リーダーシップに王道はない。自分の置かれた状況によって必要とされるリーダーシップのあり方は変わるからだ。

たとえば、ぐいぐい部下を引っ張っていくカリスマ型のリーダーシップと、人間関係を調整し、みんなにその気になってもらう支援型のモデルの2極が存在するとする。どちらをとるべきかは状況による。部下が新人ばかりの場合とベテランが多い場合、あるいは会社の急成長時と業績低迷時ではやり方が変わるのは当然であろう。結局、どんな場合にでも効くリーダーシップのあり方など存在しない。状況にマッチした自分なりのやり方を見つけるよりほかはない。

リーダーシップとは、自分の状況を「内省」し、「自己発見」するべきものなのだ。
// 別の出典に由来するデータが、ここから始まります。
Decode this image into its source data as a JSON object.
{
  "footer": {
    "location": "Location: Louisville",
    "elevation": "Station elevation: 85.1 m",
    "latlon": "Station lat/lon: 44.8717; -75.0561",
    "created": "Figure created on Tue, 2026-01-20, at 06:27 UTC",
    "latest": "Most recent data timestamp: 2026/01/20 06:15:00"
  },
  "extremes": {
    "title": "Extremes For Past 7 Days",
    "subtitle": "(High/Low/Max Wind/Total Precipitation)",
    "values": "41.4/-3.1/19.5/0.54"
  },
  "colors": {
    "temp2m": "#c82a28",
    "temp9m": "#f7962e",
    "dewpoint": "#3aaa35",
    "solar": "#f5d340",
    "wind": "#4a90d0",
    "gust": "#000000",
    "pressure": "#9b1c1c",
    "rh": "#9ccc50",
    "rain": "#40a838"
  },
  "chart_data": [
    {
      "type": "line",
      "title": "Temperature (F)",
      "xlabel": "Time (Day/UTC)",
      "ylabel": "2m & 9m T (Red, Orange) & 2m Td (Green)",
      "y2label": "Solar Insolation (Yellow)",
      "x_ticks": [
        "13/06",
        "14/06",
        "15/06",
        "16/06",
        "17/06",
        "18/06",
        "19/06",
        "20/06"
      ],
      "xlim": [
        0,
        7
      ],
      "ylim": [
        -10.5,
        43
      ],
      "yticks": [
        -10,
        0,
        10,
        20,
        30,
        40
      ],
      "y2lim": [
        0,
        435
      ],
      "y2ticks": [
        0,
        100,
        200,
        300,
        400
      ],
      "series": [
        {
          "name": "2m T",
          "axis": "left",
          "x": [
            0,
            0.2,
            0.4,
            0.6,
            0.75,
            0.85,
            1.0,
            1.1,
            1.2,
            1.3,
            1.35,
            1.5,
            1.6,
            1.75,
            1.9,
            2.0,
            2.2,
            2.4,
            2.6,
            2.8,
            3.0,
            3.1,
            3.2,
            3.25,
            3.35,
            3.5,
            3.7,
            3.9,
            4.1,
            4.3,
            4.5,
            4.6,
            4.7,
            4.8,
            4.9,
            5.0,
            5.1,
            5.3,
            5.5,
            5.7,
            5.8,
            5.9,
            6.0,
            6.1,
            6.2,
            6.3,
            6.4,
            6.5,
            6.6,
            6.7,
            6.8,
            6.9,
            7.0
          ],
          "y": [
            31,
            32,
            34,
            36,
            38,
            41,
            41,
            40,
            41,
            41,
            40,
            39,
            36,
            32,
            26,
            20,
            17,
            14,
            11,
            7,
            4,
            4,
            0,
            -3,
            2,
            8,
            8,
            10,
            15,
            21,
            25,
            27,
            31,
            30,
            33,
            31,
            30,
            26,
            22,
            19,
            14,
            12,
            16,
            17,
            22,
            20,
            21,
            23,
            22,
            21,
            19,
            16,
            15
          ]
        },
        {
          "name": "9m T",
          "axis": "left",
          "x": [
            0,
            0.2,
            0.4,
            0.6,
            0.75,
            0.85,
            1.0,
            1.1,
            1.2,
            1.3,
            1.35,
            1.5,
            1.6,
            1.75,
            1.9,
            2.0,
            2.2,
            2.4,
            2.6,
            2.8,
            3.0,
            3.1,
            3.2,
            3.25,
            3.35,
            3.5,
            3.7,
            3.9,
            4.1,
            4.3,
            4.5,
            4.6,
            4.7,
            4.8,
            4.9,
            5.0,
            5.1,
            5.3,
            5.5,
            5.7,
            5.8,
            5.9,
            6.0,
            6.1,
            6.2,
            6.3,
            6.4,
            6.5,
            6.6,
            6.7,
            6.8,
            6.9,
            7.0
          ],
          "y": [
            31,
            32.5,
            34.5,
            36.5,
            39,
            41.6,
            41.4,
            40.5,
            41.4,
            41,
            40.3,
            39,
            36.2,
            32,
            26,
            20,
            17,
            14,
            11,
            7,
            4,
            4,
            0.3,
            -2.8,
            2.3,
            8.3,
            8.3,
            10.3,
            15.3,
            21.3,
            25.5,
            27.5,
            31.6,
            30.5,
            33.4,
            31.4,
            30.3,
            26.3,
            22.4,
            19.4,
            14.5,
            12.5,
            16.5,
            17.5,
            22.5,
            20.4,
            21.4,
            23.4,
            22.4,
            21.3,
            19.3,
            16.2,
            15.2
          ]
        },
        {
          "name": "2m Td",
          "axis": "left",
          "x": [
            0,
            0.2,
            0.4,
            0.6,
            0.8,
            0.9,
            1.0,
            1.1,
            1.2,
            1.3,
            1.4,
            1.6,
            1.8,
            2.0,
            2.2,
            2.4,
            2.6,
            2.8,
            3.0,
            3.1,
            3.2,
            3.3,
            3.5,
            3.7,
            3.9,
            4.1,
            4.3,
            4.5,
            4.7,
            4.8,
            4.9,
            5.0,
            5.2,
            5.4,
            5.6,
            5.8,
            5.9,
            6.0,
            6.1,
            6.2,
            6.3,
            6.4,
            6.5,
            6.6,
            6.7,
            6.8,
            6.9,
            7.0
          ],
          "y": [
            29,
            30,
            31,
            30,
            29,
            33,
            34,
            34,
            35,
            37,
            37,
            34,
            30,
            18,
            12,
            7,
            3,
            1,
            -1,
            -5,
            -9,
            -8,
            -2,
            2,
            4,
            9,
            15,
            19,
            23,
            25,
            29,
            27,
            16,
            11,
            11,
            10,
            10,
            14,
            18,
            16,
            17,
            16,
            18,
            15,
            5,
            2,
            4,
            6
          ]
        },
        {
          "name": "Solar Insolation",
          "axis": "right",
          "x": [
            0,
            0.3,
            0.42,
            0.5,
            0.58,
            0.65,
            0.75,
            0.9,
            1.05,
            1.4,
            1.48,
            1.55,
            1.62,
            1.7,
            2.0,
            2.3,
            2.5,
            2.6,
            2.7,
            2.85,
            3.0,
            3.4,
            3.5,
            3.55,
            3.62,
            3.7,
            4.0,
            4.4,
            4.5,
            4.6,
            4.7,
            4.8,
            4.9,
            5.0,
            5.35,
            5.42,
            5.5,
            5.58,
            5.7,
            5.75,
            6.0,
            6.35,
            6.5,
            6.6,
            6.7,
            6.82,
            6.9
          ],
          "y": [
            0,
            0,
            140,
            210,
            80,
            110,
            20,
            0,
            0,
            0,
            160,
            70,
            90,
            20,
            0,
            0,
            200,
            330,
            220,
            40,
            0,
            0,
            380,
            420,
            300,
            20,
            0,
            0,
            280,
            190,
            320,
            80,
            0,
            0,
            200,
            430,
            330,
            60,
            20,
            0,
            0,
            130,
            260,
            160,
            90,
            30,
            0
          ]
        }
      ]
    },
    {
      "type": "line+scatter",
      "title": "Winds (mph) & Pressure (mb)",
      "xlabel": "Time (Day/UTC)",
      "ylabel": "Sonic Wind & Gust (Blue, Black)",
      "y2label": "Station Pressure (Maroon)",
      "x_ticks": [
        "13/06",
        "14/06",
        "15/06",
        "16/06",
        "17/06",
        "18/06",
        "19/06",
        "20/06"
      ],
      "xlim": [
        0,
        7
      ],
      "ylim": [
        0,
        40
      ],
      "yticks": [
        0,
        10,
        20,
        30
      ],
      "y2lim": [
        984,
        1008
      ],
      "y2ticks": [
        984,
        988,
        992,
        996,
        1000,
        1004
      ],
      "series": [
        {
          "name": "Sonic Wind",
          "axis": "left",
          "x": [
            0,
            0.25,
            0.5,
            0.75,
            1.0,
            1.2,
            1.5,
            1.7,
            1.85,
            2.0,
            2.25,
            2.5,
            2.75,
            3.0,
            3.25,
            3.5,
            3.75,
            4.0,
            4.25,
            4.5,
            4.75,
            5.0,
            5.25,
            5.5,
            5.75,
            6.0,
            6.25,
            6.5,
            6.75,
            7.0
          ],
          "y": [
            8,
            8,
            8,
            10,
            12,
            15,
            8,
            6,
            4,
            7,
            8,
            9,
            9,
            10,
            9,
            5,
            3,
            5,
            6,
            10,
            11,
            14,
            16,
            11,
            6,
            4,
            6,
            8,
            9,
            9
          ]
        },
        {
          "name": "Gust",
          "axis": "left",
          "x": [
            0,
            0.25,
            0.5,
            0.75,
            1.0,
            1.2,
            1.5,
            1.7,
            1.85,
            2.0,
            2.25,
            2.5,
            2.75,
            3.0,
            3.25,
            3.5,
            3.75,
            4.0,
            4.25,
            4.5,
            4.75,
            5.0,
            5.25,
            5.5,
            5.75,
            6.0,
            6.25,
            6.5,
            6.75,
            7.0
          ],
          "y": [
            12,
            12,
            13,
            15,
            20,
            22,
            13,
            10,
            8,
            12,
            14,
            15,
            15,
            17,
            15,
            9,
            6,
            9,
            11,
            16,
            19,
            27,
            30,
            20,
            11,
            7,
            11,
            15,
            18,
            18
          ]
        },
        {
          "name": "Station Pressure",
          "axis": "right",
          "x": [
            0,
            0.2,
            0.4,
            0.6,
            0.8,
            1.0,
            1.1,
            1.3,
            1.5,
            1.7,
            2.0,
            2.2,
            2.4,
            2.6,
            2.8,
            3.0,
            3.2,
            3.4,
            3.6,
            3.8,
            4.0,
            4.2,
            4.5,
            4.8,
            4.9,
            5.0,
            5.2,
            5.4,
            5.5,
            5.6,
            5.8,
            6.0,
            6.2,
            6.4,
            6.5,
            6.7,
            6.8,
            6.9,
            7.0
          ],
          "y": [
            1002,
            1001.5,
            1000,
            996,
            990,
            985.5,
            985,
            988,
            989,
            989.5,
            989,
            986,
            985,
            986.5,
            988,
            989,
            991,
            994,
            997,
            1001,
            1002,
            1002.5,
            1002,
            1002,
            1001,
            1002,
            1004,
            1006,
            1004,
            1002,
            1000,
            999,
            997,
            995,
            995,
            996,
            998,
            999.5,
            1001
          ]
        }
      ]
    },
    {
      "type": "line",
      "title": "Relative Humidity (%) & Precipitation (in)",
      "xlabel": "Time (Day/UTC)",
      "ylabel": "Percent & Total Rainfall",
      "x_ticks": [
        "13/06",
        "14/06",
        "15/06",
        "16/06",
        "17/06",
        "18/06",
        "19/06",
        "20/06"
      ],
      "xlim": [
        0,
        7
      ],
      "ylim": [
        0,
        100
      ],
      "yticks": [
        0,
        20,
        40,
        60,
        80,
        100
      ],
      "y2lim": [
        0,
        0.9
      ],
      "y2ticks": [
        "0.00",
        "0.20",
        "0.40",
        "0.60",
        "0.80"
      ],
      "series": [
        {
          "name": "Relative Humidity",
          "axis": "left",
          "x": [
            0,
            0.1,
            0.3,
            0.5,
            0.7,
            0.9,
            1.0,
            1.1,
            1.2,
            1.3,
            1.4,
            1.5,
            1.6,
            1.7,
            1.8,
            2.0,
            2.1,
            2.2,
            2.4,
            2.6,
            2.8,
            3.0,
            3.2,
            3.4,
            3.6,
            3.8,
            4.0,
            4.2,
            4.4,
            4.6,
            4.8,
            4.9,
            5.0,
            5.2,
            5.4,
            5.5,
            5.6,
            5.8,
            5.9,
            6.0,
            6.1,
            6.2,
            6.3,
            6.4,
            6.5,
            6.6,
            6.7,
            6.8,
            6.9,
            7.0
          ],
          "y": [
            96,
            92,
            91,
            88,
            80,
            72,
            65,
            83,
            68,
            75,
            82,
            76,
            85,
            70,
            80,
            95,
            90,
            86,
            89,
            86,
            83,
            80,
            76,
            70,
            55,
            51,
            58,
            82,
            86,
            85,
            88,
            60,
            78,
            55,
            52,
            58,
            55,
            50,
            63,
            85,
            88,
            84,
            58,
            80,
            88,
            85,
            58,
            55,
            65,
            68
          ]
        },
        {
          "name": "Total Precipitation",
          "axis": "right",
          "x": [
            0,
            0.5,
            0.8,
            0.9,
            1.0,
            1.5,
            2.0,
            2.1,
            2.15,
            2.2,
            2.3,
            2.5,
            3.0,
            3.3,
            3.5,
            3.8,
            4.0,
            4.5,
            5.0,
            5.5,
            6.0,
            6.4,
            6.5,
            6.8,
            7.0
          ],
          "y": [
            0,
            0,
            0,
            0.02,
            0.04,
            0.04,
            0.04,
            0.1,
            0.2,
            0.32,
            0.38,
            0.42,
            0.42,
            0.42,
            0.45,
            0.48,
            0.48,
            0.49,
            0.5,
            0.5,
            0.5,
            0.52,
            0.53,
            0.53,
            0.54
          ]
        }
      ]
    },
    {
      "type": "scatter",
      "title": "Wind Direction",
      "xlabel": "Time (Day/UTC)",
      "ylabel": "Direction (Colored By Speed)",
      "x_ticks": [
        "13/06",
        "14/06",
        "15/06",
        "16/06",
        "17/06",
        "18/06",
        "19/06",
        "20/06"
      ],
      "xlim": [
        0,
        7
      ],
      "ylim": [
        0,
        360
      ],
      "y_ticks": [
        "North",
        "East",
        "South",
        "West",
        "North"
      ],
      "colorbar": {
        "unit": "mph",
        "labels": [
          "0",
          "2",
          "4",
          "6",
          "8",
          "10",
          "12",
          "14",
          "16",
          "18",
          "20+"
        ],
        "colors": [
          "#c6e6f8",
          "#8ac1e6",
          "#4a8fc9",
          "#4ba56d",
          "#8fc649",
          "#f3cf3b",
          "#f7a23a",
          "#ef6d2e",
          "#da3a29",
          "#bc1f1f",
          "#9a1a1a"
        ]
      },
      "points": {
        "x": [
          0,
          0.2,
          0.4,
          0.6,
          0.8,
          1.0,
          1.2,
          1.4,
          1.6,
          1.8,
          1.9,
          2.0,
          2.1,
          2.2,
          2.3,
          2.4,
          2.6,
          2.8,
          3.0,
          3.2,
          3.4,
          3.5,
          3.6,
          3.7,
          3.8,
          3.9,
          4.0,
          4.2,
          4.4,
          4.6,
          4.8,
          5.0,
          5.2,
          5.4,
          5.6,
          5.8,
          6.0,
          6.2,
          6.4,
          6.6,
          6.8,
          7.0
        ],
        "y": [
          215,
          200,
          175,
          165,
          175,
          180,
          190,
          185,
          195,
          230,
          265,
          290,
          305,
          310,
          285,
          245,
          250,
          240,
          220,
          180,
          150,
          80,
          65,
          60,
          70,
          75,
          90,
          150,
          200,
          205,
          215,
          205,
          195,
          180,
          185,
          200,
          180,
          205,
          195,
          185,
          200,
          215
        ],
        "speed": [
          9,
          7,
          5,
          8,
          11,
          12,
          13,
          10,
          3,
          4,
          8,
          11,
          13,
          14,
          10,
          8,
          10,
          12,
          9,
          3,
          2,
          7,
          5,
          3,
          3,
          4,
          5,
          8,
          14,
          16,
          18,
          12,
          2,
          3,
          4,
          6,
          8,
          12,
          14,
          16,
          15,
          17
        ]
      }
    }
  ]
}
そのときにゼロから始めるのは困難なので、ここに挙げたようなさまざまな本を読み、自分なりのリーダーシップのスタイルをつくっていくことが大切である。

しかも、いったん自分なりのスタイルを確立しても、年齢が上がり部下の世代が変わっていくと、まったく通用しない局面が生まれてくるだろう。そのときにアンラーニング、すなわち一度つくったスタイルを捨てて、新たなリーダーシップのあり方を学習し、再び確立していくことが求められる。必要に応じてアンラーニングをしないと、状況にマッチングしない非生産的なリーダーシップをふるうことになってしまう。